いくら地元開催とはいえ、クラブW杯の準決勝で鹿島アントラーズが南米王者のアトレティコ・ナシオナルを破ってしまったときは、あまりに空気読まな過ぎだろう、と思ったものだった。
“トヨタカップ”と銘打たれていた時代から、欧州王者と南米王者のガチンコ対決を楽しめる、というのがこの大会の存在意義だと思っていたし、欧州と南米のリーグ間の格差が白日の下に晒されるような時代になっても、過去10年のうち8回は南米王者が意地で勝ち上がって決勝に進出していた*1。
開催国のチームが番狂わせで決勝まで行ってしまったケースとしては、2013年にモロッコのラジャ・カサブランカ、というチームが豪州、中米、南米と立て続けに倒してバイエルン・ミュンヘンと戦ったというのがあるようだが、決勝では0-2で完敗している。
そもそも、欧州王者が順当に優勝したところで記憶にはほとんど残らず、南米のチームが“ジャイアント・キリング”を演じて初めて印象に残る大会になる、という状況がもう十数年続いているのだから、そこでアントラーズ如きが決勝に進出してしまったら、ファンのささやかな楽しみがなくなってしまうではないか・・・というのが、水曜日の時点での率直な感想であった。
それがどうだ。
前半終了間際の同点ゴール、そして、後半早々、落ち着かないレアル・マドリッド守備陣の隙を突いて決めた逆転ゴール。
柴崎岳選手の驚異の左脚が2点を叩き出し、「2-1」というスコアが実況画面に刻まれた瞬間、テレビ画面を通じてしかその場に立ち会えなかったことを、自分はただただ悔やむしかなかった。
PKであっさり同点に追いつかれてからは、“惜しい”シーンこそあったものの、試合の流れを再び取り戻せるような強烈なインパクトあるシーンを目にすることはもはやできなかったし、そもそも激しいリーグ戦やCLの谷間で極東の島国まで足を運ばされた欧州王者の選手たちが、1−2になるまで、どこまでギアを入れて戦っていたのか? という懐疑的な見方が出てくることも当然理解はできる。
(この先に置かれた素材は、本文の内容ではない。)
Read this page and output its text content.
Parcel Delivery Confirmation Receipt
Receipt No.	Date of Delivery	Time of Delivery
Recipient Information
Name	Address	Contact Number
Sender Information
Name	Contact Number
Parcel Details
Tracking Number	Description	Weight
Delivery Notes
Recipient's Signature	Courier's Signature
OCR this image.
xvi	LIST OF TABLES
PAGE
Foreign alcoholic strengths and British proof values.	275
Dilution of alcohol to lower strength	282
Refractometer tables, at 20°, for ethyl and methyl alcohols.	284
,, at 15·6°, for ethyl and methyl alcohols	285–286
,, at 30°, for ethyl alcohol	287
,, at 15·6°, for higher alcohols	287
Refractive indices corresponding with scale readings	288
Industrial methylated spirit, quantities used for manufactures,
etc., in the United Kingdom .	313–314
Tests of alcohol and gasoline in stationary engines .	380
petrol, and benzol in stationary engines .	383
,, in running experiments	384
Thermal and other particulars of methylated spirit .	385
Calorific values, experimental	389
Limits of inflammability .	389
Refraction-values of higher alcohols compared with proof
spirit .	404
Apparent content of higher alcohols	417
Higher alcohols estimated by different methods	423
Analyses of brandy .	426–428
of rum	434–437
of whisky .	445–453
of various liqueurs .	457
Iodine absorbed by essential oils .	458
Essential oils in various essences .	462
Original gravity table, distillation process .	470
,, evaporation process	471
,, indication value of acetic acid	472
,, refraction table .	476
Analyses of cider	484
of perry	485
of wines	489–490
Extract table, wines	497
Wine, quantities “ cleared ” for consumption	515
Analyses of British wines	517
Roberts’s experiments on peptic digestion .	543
そして、2−2のまま90分を終え、真価が試される延長戦に入ってからは、(試合の流れとは全く関係なく)ボールが足元に入りさえすれば一撃で仕留められる、というC・ロナウド選手の強さだけが目立つことになってしまった。
柴崎選手や、相手の強力な攻撃陣をことごとく止めつづけた昌子選手のように、ベストな状態で戦えれば欧州大陸でも互角に渡り合える一部の日本人選手の水準の高さを示せた試合だった一方で、どんなにチームとしてのまとまりが良くても超越した「個」の力の前では最後は無力、ということを見せつけられた試合でもあった。
だが、後半が始まってから2−2に追いつかれるまでの15分くらいの間、「まさか」の可能性を微かにでも信じたくなるような光景を目撃できたことは、Jリーグを長年見続けてきたものとしては至上の幸福だったというほかない。
ここで善戦できたからといって、来年のACLで鹿島が順当に勝ち上がられるか、と言えば全く話は別だし、開催地が再びUAEに移る次年度以降、日本のクラブチームがこの大会に出場できる機会がいつ来るのかさえ、冷静に考えれば見通しが立たない状況だと思っているのだけれど、それでも、今夜の15分間の奇跡がその先の何かにつながることを、今は願ってやまないのである。
*1:ただし優勝できたのは2006年と2012年だけ。